İzmir’in farklı semtlerinde ortaya çıkan “Ölünce Beni Kim Yıkayacak” reklamları görenleri duraklattı, meraklandırdı ve hatta oldukça huzursuz etti.
Bilmiyorum siz gördünüz mü ama İzmir’in dört bir yanındaki bilboardlarda ve LED ekranlarda Ölünce Beni Kim Yıkayacak? sorusu yankılandı. Akşama doğru sosyal medyada da, Konak Meydanı’ndan Alsancak’a, Bostanlı’dan Karşıyaka’ya kadar bu sorunun dış mekân reklamlarda öne çıktığı görüldü.
İzmirliler endişelendi. Zira bu cümle; tarikat sözcülerinin, düşüncelerini beğenmedikleri insanlara atıfta bulunarak kullandıkları o tatsız, tehditkâr cümlelerden biriydi: Ölünce seni kim yıkayacak? Cenazen nereden kalkacak?
Böyle bir mesajın İzmir gibi bir kentte yükselmesi haliyle tedirginlik yarattı. “Yoksa bu reklamları tarikatlar mı verdi?” diye soranınız olduysa yalnız değilsiniz. Zaten olayın akışı da tam burada garipleşti.
Bu reklamı kim yayınladı?
Bilgi almak için Konak Meydanı’ndaki LED panonun sahibi olan Kent Vizyon firmasını aradık. Kendimizi tanıtarak, gayet doğrudan ve net sorduğumuz soruya gelen cevaplar tam anlamıyla talihsizdi. Firma görevlisi telefonda adeta fırça atar gibi “Bu bilgiyi ne yapacaksınız? Sizce biz İzmir’de sizin düşündüğünüz gibi bir reklama izin verir miyiz?” diye agresif cevaplar verdi. Hatta sanki bu soruyu sormak bile ayıpmış gibi terslemeye kalktı. Anlaşılan reklam firmasının görevlisi soru sorulmasına alışkın değildi. Ya da işinin sorumluluğunun bilincine henüz varamamış ki telefonu kapatırken de garip bir ses tonuna büründü.
İşin aslı sonradan ortaya çıktı
Mesele sonradan anlaşıldı. Meğerse bu çarpıcı ve rahatsız edici slogan, TRT’nin dijital platformu TABİİ için çekilen, başrolünde Ahmet Kural’ın oynadığı Gassal adlı dizinin reklamıymış (bu bilgiyi de aradığım firmanın aynı yetkilisinden aldım. Hakkını yemeyeyim şimdi).

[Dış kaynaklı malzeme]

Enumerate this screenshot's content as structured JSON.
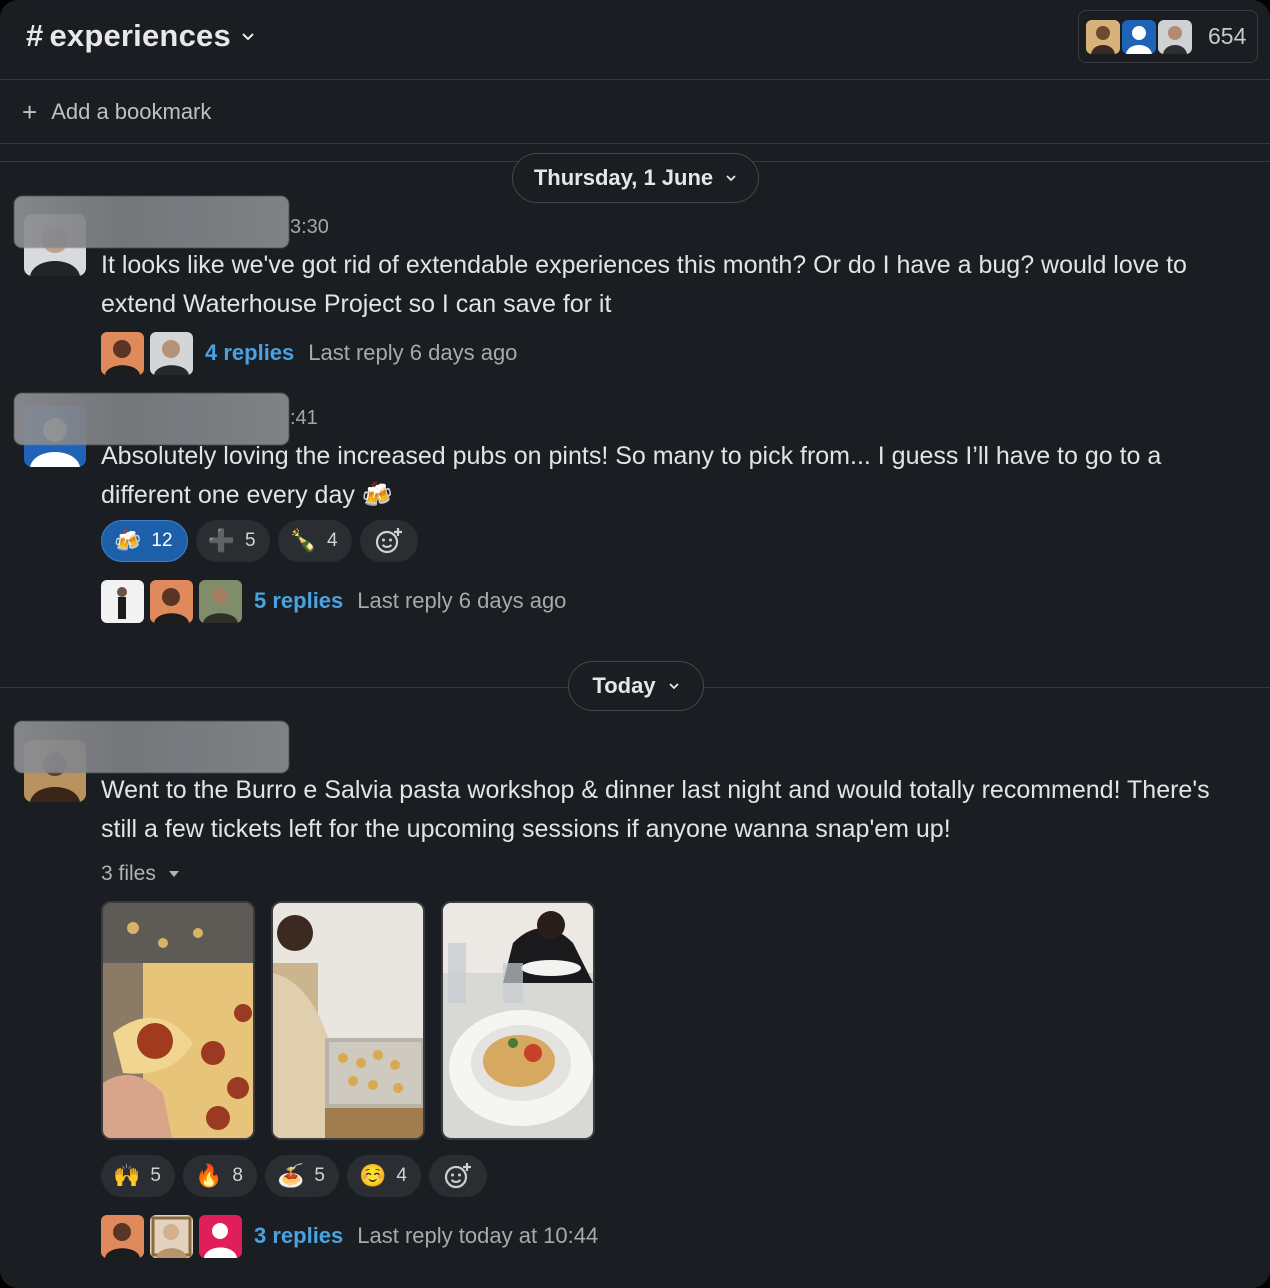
{
  "channel": {
    "name": "experiences",
    "member_count": "654"
  },
  "bookmark": {
    "label": "Add a bookmark"
  },
  "dividers": [
    {
      "label": "Thursday, 1 June"
    },
    {
      "label": "Today"
    }
  ],
  "messages": [
    {
      "time_fragment": "3:30",
      "text": "It looks like we've got rid of extendable experiences this month? Or do I have a bug? would love to extend Waterhouse Project so I can save for it",
      "thread": {
        "replies": "4 replies",
        "last_reply": "Last reply 6 days ago"
      }
    },
    {
      "time_fragment": ":41",
      "text": "Absolutely loving the increased pubs on pints! So many to pick from... I guess I’ll have to go to a different one every day 🍻",
      "reactions": [
        {
          "emoji": "🍻",
          "count": "12",
          "active": true
        },
        {
          "emoji": "➕",
          "count": "5"
        },
        {
          "emoji": "🍾",
          "count": "4"
        }
      ],
      "thread": {
        "replies": "5 replies",
        "last_reply": "Last reply 6 days ago"
      }
    },
    {
      "text": "Went to the Burro e Salvia pasta workshop & dinner last night and would totally recommend! There's still a few tickets left for the upcoming sessions if anyone wanna snap'em up!",
      "files_label": "3 files",
      "reactions": [
        {
          "emoji": "🙌",
          "count": "5"
        },
        {
          "emoji": "🔥",
          "count": "8"
        },
        {
          "emoji": "🍝",
          "count": "5"
        },
        {
          "emoji": "☺️",
          "count": "4"
        }
      ],
      "thread": {
        "replies": "3 replies",
        "last_reply": "Last reply today at 10:44"
      }
    }
  ],
  "icons": {
    "hash": "hash-icon",
    "chevron": "chevron-down-icon",
    "plus": "plus-icon",
    "add_reaction": "add-reaction-icon",
    "files_toggle": "caret-down-icon"
  }
}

Böylece gizem çözüldü, ancak yine de kötü bir koku kaldı dimağımızda . Reklamın mesajını, tonu ve yanıltmaktan beslenen bu iletişim kampanyasını eleştirmemek mümkün değil. Neticede içinden geçtiğimiz dönem ve sosyal medyada sürekli olarak dönen tehdit ve aşağılamalar karşısında İzmirlilerin tedirgin olması gayet normaldir. İzmir’de halk reklam panosunda da olsa, bu tip sorulara alışık değildir. Hele ki bunu Konak Meydanı’ın orta yerinde LED ekranda gördüğünde…!
Son sözü reklamlara, dizilere ve kampanyalara imza atanlara söyleyelim: Kendi hikayenizi anlatın ama bunu ölümün arkasına gizlenerek yapmayın. “Demek ki reklam amacına ulaşmış” klişesinin arkasına da sığınmayın. Yarattığınız tedirginlik ters teperse onca emeğe yazık olur.